Echo burning. A Jack Reacher Novel. Lee Child

She said nothing.

She’ll have spent a year with Rusty,” he said. “On her own. Because that’s where the court would leave her. The grandmother? Ideal solution.”

Not when they understood what the Greers are like.”

“O.K., so partway through the year Family Services will arrive and haul her off to some foster home. Is that what you want for her?”

She winced. “Rusty would send her there anyway. She’d refuse to keep her, if Sloop wasn’t around anymore.”

“So leave the gun out here in the desert. It’s not a good idea.”

He handed it back to her. She took it and cradled it in her palms, like it was a precious object. She tumbled it from one hand to another, like a child’s game. The fake pearl grips flashed in the sun.

“No,” she said. “I want to learn to use it. For self-confidence. And that’s a decision that’s mine to make. You can’t decide for me.”

He was quiet for a beat. Then he shrugged.

“O.K.,” he said. “Your life, your kid, your decision. But guns are serious business. So pay attention.”

She passed it back. He laid it flat on his left palm. It reached from the ball of his thumb to the middle knuckle of his middle finger.

“Two warnings,” he said. “This is a very, very short barrel. See that?” He traced his right index finger from the chamber to the muzzle. “Two and a half inches, is all. Did they explain that at the store?”

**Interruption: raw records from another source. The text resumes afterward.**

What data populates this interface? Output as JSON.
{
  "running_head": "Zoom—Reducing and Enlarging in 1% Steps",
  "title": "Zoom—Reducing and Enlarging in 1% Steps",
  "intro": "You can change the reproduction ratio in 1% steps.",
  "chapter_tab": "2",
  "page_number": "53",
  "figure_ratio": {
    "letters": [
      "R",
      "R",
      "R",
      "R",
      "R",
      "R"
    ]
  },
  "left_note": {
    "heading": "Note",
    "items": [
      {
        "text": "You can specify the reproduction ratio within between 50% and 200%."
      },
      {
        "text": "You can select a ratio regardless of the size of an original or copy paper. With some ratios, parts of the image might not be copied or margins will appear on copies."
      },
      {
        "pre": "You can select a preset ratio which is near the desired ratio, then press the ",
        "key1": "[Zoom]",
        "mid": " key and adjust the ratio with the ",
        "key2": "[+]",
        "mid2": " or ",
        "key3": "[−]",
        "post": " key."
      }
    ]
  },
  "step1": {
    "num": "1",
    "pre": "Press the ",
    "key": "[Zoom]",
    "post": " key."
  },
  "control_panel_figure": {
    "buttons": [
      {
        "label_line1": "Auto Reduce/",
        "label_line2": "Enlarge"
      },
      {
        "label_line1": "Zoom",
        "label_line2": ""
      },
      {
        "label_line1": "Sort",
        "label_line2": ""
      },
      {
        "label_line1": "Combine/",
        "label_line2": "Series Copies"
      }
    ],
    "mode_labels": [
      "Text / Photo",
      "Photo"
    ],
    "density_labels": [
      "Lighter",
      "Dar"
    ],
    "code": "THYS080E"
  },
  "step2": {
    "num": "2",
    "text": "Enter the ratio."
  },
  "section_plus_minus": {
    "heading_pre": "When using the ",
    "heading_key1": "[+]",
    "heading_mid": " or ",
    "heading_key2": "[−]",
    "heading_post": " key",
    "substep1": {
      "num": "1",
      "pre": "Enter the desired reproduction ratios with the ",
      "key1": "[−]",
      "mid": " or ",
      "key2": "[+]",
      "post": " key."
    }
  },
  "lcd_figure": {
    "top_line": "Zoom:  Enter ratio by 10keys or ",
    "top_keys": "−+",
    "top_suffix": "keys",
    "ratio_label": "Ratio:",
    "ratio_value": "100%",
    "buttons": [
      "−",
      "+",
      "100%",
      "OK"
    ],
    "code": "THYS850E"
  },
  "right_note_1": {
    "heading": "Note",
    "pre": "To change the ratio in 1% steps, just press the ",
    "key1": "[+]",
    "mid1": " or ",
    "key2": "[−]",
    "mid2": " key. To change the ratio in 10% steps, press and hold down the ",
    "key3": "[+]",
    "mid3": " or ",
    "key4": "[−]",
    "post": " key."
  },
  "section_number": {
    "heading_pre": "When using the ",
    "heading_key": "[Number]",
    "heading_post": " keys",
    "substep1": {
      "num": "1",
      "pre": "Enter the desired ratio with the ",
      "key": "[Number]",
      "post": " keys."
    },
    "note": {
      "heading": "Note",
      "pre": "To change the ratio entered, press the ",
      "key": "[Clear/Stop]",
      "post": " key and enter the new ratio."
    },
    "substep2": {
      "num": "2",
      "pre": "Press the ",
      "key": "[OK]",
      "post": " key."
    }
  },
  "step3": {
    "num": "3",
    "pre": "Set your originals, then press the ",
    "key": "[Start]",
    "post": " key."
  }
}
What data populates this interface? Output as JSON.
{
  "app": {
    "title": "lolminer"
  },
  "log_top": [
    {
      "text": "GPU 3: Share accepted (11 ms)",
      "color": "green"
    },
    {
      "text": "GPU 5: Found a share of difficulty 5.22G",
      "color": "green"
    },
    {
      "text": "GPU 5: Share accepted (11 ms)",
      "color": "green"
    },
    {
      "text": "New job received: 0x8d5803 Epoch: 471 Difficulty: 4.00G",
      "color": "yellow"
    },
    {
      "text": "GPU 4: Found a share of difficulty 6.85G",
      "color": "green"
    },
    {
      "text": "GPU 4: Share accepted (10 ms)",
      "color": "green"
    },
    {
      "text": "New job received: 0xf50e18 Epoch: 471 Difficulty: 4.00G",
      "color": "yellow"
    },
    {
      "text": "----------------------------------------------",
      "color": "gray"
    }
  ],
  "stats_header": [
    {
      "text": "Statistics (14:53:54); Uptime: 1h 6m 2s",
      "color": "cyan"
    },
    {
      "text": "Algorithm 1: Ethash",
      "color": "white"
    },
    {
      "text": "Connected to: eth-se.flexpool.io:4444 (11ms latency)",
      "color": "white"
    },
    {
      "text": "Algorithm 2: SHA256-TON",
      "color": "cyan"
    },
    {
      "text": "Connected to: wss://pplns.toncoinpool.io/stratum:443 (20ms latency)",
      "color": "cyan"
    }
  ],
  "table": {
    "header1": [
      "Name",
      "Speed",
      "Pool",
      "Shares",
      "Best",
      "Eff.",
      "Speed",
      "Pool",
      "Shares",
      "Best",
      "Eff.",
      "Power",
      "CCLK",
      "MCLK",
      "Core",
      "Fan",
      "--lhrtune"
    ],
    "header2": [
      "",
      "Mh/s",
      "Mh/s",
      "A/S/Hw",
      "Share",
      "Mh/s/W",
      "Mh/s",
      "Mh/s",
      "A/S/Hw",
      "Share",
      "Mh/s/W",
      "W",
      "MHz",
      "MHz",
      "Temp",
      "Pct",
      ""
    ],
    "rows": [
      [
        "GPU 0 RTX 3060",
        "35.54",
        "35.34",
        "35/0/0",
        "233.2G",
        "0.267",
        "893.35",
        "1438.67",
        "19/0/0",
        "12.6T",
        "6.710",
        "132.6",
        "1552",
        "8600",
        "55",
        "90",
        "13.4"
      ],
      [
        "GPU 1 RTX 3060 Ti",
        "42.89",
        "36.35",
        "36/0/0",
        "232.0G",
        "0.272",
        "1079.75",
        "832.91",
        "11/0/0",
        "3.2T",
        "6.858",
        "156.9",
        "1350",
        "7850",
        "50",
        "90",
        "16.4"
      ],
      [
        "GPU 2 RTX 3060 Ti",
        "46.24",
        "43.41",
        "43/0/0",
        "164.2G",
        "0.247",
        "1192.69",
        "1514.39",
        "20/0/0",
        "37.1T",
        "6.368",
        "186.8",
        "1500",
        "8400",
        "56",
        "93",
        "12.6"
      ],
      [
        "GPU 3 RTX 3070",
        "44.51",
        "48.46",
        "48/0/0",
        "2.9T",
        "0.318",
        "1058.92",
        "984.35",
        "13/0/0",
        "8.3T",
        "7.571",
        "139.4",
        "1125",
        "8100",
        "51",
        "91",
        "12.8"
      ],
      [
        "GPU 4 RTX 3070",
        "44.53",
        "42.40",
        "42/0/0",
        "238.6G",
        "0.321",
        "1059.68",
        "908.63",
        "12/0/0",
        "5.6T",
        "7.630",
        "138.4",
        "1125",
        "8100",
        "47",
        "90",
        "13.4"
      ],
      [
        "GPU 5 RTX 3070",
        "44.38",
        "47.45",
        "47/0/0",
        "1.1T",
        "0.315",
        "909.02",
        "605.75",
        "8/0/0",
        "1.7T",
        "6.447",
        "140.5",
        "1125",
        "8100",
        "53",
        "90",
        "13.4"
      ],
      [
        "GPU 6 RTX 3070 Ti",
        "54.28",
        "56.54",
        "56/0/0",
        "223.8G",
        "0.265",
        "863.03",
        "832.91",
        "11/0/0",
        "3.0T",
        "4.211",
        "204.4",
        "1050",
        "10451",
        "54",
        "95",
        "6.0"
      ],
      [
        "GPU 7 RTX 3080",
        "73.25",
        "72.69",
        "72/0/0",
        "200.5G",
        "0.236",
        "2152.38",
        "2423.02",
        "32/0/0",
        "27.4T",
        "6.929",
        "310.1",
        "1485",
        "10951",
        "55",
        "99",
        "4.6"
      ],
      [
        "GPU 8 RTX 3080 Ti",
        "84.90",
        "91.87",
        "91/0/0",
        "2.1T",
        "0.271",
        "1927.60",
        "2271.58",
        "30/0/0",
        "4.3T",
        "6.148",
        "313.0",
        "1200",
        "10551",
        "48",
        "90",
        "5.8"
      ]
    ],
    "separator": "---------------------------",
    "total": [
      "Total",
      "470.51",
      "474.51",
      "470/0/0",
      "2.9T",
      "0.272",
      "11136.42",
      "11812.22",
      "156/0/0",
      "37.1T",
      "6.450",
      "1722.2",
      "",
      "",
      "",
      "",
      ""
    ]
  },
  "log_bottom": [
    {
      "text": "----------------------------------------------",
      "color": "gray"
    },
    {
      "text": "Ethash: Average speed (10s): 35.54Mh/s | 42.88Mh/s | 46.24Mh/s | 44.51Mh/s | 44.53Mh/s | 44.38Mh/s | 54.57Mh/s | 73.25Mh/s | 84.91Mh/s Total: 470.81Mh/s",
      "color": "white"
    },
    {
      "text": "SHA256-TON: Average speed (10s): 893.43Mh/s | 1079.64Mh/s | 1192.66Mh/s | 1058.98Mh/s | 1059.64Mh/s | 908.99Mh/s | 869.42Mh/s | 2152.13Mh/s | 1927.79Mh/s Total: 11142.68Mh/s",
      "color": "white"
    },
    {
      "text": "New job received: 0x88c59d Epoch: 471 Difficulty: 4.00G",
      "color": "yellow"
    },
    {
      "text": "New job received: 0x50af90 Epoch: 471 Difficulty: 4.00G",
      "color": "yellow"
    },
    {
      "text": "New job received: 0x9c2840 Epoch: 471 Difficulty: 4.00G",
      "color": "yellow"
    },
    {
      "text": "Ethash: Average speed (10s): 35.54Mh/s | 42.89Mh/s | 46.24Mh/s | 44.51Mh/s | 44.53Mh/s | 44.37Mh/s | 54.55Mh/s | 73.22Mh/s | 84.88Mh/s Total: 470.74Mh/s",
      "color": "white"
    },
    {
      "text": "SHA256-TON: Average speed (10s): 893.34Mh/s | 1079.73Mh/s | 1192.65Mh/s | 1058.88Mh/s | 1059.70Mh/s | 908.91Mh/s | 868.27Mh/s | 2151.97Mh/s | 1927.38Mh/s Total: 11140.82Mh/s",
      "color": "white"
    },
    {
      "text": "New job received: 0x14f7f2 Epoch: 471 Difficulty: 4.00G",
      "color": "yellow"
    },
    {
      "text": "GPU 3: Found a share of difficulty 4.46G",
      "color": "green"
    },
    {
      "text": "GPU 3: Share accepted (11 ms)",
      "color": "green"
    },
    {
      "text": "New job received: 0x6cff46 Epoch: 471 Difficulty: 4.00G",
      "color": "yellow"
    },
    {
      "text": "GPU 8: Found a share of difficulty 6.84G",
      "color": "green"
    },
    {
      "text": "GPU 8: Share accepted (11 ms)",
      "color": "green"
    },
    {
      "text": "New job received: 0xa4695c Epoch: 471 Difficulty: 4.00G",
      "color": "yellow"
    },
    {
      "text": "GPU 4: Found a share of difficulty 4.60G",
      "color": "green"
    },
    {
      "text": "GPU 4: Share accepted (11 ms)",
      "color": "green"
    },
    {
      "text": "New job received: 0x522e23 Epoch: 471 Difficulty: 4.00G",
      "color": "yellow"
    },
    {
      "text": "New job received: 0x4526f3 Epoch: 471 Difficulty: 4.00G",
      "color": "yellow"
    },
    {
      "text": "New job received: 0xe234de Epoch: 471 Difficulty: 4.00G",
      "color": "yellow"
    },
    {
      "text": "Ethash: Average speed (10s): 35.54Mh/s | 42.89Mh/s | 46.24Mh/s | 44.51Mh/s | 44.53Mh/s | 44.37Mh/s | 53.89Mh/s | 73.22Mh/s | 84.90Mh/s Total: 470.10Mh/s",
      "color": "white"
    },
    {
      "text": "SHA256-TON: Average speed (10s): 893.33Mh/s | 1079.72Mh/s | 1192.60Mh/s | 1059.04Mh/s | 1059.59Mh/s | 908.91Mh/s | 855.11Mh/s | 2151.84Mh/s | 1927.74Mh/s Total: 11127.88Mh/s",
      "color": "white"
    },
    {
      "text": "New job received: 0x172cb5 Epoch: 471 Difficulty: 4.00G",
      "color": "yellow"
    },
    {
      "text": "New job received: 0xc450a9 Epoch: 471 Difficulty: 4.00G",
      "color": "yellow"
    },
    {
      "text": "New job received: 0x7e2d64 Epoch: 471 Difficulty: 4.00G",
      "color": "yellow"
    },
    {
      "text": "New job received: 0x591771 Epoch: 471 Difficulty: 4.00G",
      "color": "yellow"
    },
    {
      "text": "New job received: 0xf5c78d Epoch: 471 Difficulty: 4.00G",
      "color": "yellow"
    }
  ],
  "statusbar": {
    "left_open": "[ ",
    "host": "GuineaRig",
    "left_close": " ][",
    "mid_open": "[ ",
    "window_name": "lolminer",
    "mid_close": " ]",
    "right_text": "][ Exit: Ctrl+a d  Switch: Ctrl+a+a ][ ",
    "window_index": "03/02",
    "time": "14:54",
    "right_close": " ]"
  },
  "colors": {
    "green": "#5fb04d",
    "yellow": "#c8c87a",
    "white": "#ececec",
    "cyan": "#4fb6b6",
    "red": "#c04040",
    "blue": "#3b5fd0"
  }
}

She nodded. “The guy said it would fit real easy in my bag.” “It makes it a very inaccurate weapon,” he said. “The longer the barrel, the straighter it shoots. That’s why rifles are three feet long. If you’re going to use this thing, you need to get very, very close, O.K.? Inches away would be best. Right next to the target. Touching the target if you can. You try to use this thing across a room, you’ll miss by miles.” “O.K.,” she said.

“Second warning.” He dug a bullet out of the box and held it up. “This thing is tiny. And slow. The pointy part is the bullet, and the rest of it is the powder in the shell case. Not a very big bullet, and not very much powder behind it. So it’s not necessarily going to do a lot of damage. Worse than a bee sting, but one shot isn’t going to be enough. So you need to get real close, and you need to keep on pulling the trigger until the gun is empty.” “O.K.,” she said again. “Now watch.”

He clicked out the magazine and fed nine bullets into it. Clicked the magazine back in and jacked the first shell into the breech. Took out the magazine again and refilled the empty spot at the bottom. Clicked it back in and cocked the gun and left the safety catch on.

“Cocked and locked,” he said. “You do two things. Push the safety catch, and pull the trigger ten times. It’ll fire ten times before it’s empty, because there’s one already in the mechanism and nine more in the magazine.”

He handed the gun to her.

“Don’t point it at me,” he said. “Never point a loaded gun at anything you don’t definitely want to kill.”

She took it and held it away from him, cautiously.

“Try it,” he told her. “The safety, and the trigger.”

She used her left hand to unlatch the safety. Then she pointed it in her right and closed her eyes and pulled the trigger. The gun twisted in her grip and pointed down. The blast of the shot sounded quiet, out there in the emptiness. A chip of rock and a spurt of dust kicked off the floor ten feet away. There was a metallic ricochet whang and a muted ring as the shell case ejected and the horses shuffled in place and then silence closed in again.

“Well, it works,” she said.

“Put the safety back on,” he said.

She clicked the catch and he turned to look at the horses. He didn’t want them to run. Didn’t want to spend time chasing them in the heat. But they were happy enough, standing quietly, watching warily. He turned back and undid his top button and slipped his shirt off over his head. Walked fifteen feet south and laid the shirt on the rim of the gulch, hanging it down and spreading it out to represent a man’s torso. He walked back and stood behind her.